In his new rhetorical offensive against Alvaro Uribe, Chávez tries to present the Colombian president as an isolated politician who no longer enjoys any meaningful international support. Much to Chávez’s delight, his position has been bolstered by the Democratic leadership in the U.S. Congress, which slapped Uribe in the face by scuttling the long‐planned free‐trade agreement with Colombia.
On his weekly TV show Aló Presidente last Sunday, Chávez noted that the Uribe government has poor relations with its neighbors and with the Americans, “since they even rejected the FTA.”
Despite House Speaker Nancy Pelosi’s assurances to the contrary, this decision is a serious setback to President Uribe’s efforts to consolidate a liberal democracy in Colombia.

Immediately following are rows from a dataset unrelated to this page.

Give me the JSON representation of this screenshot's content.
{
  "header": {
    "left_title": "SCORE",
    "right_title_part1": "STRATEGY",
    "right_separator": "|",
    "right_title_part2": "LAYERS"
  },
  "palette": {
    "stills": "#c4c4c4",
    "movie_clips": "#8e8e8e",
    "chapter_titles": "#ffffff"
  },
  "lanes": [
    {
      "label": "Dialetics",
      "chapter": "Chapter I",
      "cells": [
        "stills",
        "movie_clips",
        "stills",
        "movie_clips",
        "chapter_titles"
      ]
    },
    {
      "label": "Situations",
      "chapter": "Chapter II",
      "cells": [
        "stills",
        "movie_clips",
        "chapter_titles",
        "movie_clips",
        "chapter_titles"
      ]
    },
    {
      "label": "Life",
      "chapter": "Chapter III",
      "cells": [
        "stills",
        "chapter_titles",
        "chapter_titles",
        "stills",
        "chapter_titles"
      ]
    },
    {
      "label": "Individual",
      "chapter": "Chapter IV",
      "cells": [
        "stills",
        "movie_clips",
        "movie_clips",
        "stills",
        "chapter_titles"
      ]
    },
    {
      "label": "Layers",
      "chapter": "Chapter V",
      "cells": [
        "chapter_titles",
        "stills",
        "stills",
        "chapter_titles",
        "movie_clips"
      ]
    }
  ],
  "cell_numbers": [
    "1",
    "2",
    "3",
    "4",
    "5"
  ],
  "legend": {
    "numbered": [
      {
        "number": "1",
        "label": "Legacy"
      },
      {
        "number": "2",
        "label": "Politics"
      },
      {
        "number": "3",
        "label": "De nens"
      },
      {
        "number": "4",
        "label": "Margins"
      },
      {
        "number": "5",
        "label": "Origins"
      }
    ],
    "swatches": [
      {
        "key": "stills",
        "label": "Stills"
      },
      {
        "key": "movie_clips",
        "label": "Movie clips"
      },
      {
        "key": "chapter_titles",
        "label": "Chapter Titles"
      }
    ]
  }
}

Having Uribe right next door has always been a thorn in Chávez’s side. The relationship between the two leaders turned bitter last November over a failed mediation effort by the Venezuelan president to release dozens of hostages that the Colombian guerrilla groups have retained for more than five years. Both leaders exchanged recriminations, with Chávez branding Uribe “a sad pawn of the empire.”
The Colombian raid on the Ecuadorian side of the border last March made things even worse. Venezuela had become a safe haven for the FARC and other terrorist groups, and is rumored to have cultivated contacts with Hezbollah, the Iranian‐backed terrorist organization that killed almost 300 U.S. Marines in Beirut in 1983.